Wire services report that FCC Chairman Kevin Martin said yesterday that Comcast “violated our principles” on Internet access by blocking or slowing access to data by users of certain file sharing programs. The FCC policy is to guarantee open access to Internet data. If two more of the five-member commission agree with Martin, then Comcast could be in line to receive some hefty penalties.
For its part, Comcast defends its actions as simply balancing loads — not blocking access — so that all its customers could have equal quality of service. If certain customers routinely engage in sending or receiving enormous quantities of data, then there is the possibility that this could degrade network performance for some other subscribers.

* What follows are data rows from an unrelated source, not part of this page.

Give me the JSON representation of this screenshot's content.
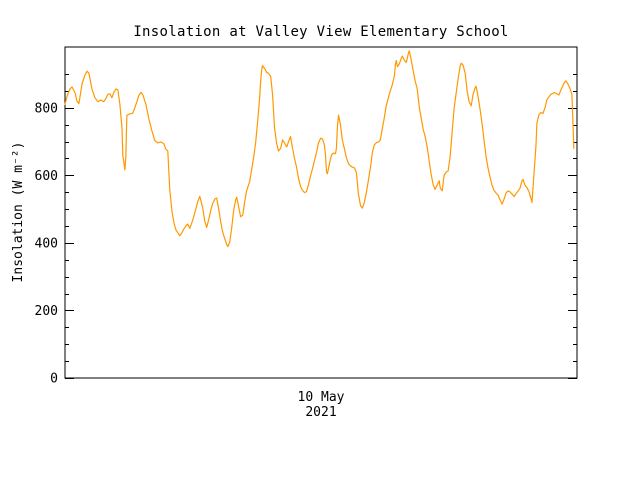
{
  "page": {
    "background_color": "#FFFFFF"
  },
  "chart_data": {
    "type": "line",
    "title": "Insolation at Valley View Elementary School",
    "ylabel": "Insolation (W m⁻²)",
    "xtick_label_line1": "10 May",
    "xtick_label_line2": "2021",
    "x_axis": {
      "range_hours": [
        0,
        24
      ],
      "labeled_tick": "10 May 2021",
      "numeric_ticks_visible": false
    },
    "ylim": [
      0,
      980
    ],
    "yticks": [
      0,
      200,
      400,
      600,
      800
    ],
    "ytick_minor_interval": 50,
    "grid": false,
    "legend": "none",
    "line_color": "#FF9800",
    "axis_color": "#000000",
    "series": [
      {
        "name": "insolation",
        "units": "W m-2",
        "points": [
          [
            0.0,
            810
          ],
          [
            0.09,
            833
          ],
          [
            0.23,
            856
          ],
          [
            0.33,
            862
          ],
          [
            0.47,
            845
          ],
          [
            0.56,
            820
          ],
          [
            0.65,
            812
          ],
          [
            0.8,
            872
          ],
          [
            0.94,
            898
          ],
          [
            1.03,
            908
          ],
          [
            1.12,
            903
          ],
          [
            1.26,
            856
          ],
          [
            1.4,
            830
          ],
          [
            1.54,
            818
          ],
          [
            1.68,
            823
          ],
          [
            1.82,
            818
          ],
          [
            1.92,
            828
          ],
          [
            2.01,
            840
          ],
          [
            2.11,
            841
          ],
          [
            2.2,
            830
          ],
          [
            2.29,
            846
          ],
          [
            2.39,
            856
          ],
          [
            2.48,
            853
          ],
          [
            2.57,
            812
          ],
          [
            2.67,
            740
          ],
          [
            2.71,
            660
          ],
          [
            2.81,
            616
          ],
          [
            2.85,
            655
          ],
          [
            2.9,
            778
          ],
          [
            3.04,
            782
          ],
          [
            3.18,
            784
          ],
          [
            3.27,
            800
          ],
          [
            3.37,
            818
          ],
          [
            3.46,
            836
          ],
          [
            3.56,
            846
          ],
          [
            3.65,
            838
          ],
          [
            3.79,
            810
          ],
          [
            3.93,
            768
          ],
          [
            4.07,
            733
          ],
          [
            4.21,
            703
          ],
          [
            4.35,
            696
          ],
          [
            4.49,
            699
          ],
          [
            4.63,
            694
          ],
          [
            4.72,
            678
          ],
          [
            4.82,
            672
          ],
          [
            4.91,
            560
          ],
          [
            5.01,
            495
          ],
          [
            5.1,
            462
          ],
          [
            5.19,
            440
          ],
          [
            5.29,
            430
          ],
          [
            5.38,
            421
          ],
          [
            5.47,
            429
          ],
          [
            5.57,
            441
          ],
          [
            5.66,
            449
          ],
          [
            5.75,
            456
          ],
          [
            5.85,
            443
          ],
          [
            5.99,
            468
          ],
          [
            6.13,
            500
          ],
          [
            6.22,
            522
          ],
          [
            6.32,
            538
          ],
          [
            6.46,
            502
          ],
          [
            6.55,
            465
          ],
          [
            6.64,
            446
          ],
          [
            6.74,
            470
          ],
          [
            6.83,
            496
          ],
          [
            6.92,
            516
          ],
          [
            7.02,
            530
          ],
          [
            7.11,
            533
          ],
          [
            7.2,
            502
          ],
          [
            7.3,
            462
          ],
          [
            7.39,
            432
          ],
          [
            7.49,
            412
          ],
          [
            7.58,
            395
          ],
          [
            7.63,
            389
          ],
          [
            7.72,
            402
          ],
          [
            7.81,
            442
          ],
          [
            7.91,
            497
          ],
          [
            8.0,
            528
          ],
          [
            8.05,
            535
          ],
          [
            8.14,
            506
          ],
          [
            8.23,
            478
          ],
          [
            8.33,
            482
          ],
          [
            8.42,
            520
          ],
          [
            8.51,
            553
          ],
          [
            8.66,
            582
          ],
          [
            8.75,
            618
          ],
          [
            8.84,
            652
          ],
          [
            8.94,
            698
          ],
          [
            9.03,
            758
          ],
          [
            9.12,
            828
          ],
          [
            9.17,
            878
          ],
          [
            9.22,
            912
          ],
          [
            9.26,
            925
          ],
          [
            9.36,
            916
          ],
          [
            9.45,
            905
          ],
          [
            9.54,
            902
          ],
          [
            9.64,
            893
          ],
          [
            9.73,
            838
          ],
          [
            9.82,
            742
          ],
          [
            9.92,
            695
          ],
          [
            10.01,
            672
          ],
          [
            10.11,
            680
          ],
          [
            10.2,
            705
          ],
          [
            10.29,
            696
          ],
          [
            10.39,
            684
          ],
          [
            10.48,
            700
          ],
          [
            10.57,
            715
          ],
          [
            10.67,
            680
          ],
          [
            10.76,
            650
          ],
          [
            10.85,
            625
          ],
          [
            10.95,
            590
          ],
          [
            11.04,
            568
          ],
          [
            11.13,
            556
          ],
          [
            11.23,
            549
          ],
          [
            11.32,
            552
          ],
          [
            11.41,
            572
          ],
          [
            11.51,
            598
          ],
          [
            11.6,
            620
          ],
          [
            11.7,
            645
          ],
          [
            11.79,
            668
          ],
          [
            11.88,
            695
          ],
          [
            11.98,
            710
          ],
          [
            12.07,
            708
          ],
          [
            12.16,
            690
          ],
          [
            12.21,
            660
          ],
          [
            12.26,
            610
          ],
          [
            12.3,
            605
          ],
          [
            12.4,
            635
          ],
          [
            12.49,
            660
          ],
          [
            12.58,
            666
          ],
          [
            12.68,
            664
          ],
          [
            12.72,
            680
          ],
          [
            12.77,
            742
          ],
          [
            12.82,
            778
          ],
          [
            12.91,
            752
          ],
          [
            13.0,
            705
          ],
          [
            13.1,
            678
          ],
          [
            13.19,
            652
          ],
          [
            13.29,
            635
          ],
          [
            13.38,
            628
          ],
          [
            13.47,
            624
          ],
          [
            13.57,
            622
          ],
          [
            13.66,
            608
          ],
          [
            13.75,
            548
          ],
          [
            13.85,
            510
          ],
          [
            13.94,
            503
          ],
          [
            14.03,
            520
          ],
          [
            14.13,
            550
          ],
          [
            14.22,
            585
          ],
          [
            14.32,
            625
          ],
          [
            14.41,
            668
          ],
          [
            14.5,
            690
          ],
          [
            14.6,
            697
          ],
          [
            14.69,
            699
          ],
          [
            14.78,
            705
          ],
          [
            14.88,
            740
          ],
          [
            14.97,
            772
          ],
          [
            15.06,
            808
          ],
          [
            15.16,
            830
          ],
          [
            15.25,
            850
          ],
          [
            15.34,
            868
          ],
          [
            15.44,
            895
          ],
          [
            15.49,
            930
          ],
          [
            15.53,
            940
          ],
          [
            15.58,
            922
          ],
          [
            15.67,
            930
          ],
          [
            15.77,
            947
          ],
          [
            15.81,
            953
          ],
          [
            15.91,
            941
          ],
          [
            16.0,
            934
          ],
          [
            16.09,
            960
          ],
          [
            16.14,
            969
          ],
          [
            16.23,
            942
          ],
          [
            16.33,
            906
          ],
          [
            16.42,
            878
          ],
          [
            16.51,
            856
          ],
          [
            16.61,
            802
          ],
          [
            16.7,
            768
          ],
          [
            16.79,
            736
          ],
          [
            16.89,
            713
          ],
          [
            16.98,
            684
          ],
          [
            17.07,
            642
          ],
          [
            17.17,
            600
          ],
          [
            17.26,
            572
          ],
          [
            17.35,
            558
          ],
          [
            17.45,
            572
          ],
          [
            17.54,
            584
          ],
          [
            17.59,
            562
          ],
          [
            17.68,
            554
          ],
          [
            17.77,
            600
          ],
          [
            17.87,
            610
          ],
          [
            17.96,
            613
          ],
          [
            18.05,
            655
          ],
          [
            18.15,
            730
          ],
          [
            18.24,
            798
          ],
          [
            18.33,
            840
          ],
          [
            18.43,
            888
          ],
          [
            18.52,
            922
          ],
          [
            18.57,
            932
          ],
          [
            18.66,
            926
          ],
          [
            18.76,
            902
          ],
          [
            18.85,
            850
          ],
          [
            18.94,
            818
          ],
          [
            19.04,
            806
          ],
          [
            19.13,
            840
          ],
          [
            19.22,
            858
          ],
          [
            19.27,
            864
          ],
          [
            19.36,
            835
          ],
          [
            19.46,
            795
          ],
          [
            19.55,
            752
          ],
          [
            19.64,
            705
          ],
          [
            19.74,
            655
          ],
          [
            19.83,
            622
          ],
          [
            19.92,
            595
          ],
          [
            20.02,
            570
          ],
          [
            20.11,
            556
          ],
          [
            20.2,
            548
          ],
          [
            20.3,
            541
          ],
          [
            20.39,
            528
          ],
          [
            20.49,
            515
          ],
          [
            20.58,
            529
          ],
          [
            20.67,
            548
          ],
          [
            20.77,
            554
          ],
          [
            20.86,
            551
          ],
          [
            20.95,
            545
          ],
          [
            21.05,
            537
          ],
          [
            21.14,
            546
          ],
          [
            21.23,
            553
          ],
          [
            21.33,
            562
          ],
          [
            21.42,
            583
          ],
          [
            21.47,
            588
          ],
          [
            21.56,
            571
          ],
          [
            21.66,
            563
          ],
          [
            21.75,
            552
          ],
          [
            21.84,
            532
          ],
          [
            21.89,
            520
          ],
          [
            21.98,
            600
          ],
          [
            22.08,
            690
          ],
          [
            22.12,
            755
          ],
          [
            22.22,
            780
          ],
          [
            22.31,
            786
          ],
          [
            22.4,
            783
          ],
          [
            22.5,
            800
          ],
          [
            22.59,
            824
          ],
          [
            22.68,
            832
          ],
          [
            22.78,
            840
          ],
          [
            22.87,
            843
          ],
          [
            22.96,
            845
          ],
          [
            23.06,
            841
          ],
          [
            23.15,
            838
          ],
          [
            23.24,
            852
          ],
          [
            23.34,
            866
          ],
          [
            23.43,
            876
          ],
          [
            23.48,
            880
          ],
          [
            23.57,
            871
          ],
          [
            23.67,
            857
          ],
          [
            23.76,
            840
          ],
          [
            23.81,
            760
          ],
          [
            23.85,
            680
          ]
        ]
      }
    ]
  }
}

So why do we care about this at all on an HDTV site? The answer is simple; I believe that we’re headed into a future where we will receive much — if not most — of our information and entertainment over the Internet. If the Internet providers are allowed to decide which sites we’re allowed to access at full speed, and which ones they can slow down, that could have an enormous impact on future services. For example, you may think that this practice is acceptable when applied to sharing sites that may be used for accessing illegal copies of copyrighted content, but what if a Internet provider like Comcast decides to block or slow access to legitimate movie download sites like Netflix or Blockbuster? Clearly, these services will compete with Comcast’s cable video business. Should Comcast be allowed to control access to these competing services?
Personally, I think that they should not have the right to do this, any more than the phone companies should be able to decide that too many people are calling to vote on American Idol. While I applaud the FCC’s position on this subject, I also think that the market is a stronger force and is likely to resolve this matter on its own. Now that many communities have multiple choices for broadband Internet access, consumers will be able to vote with their dollars if their Internet provider starts restricting service in ways that they don’t want. Just as copy protection is rapidly disappearing from the MP3 download business, I expect that limiting access for certain Internet sites is a practice that won’t last long.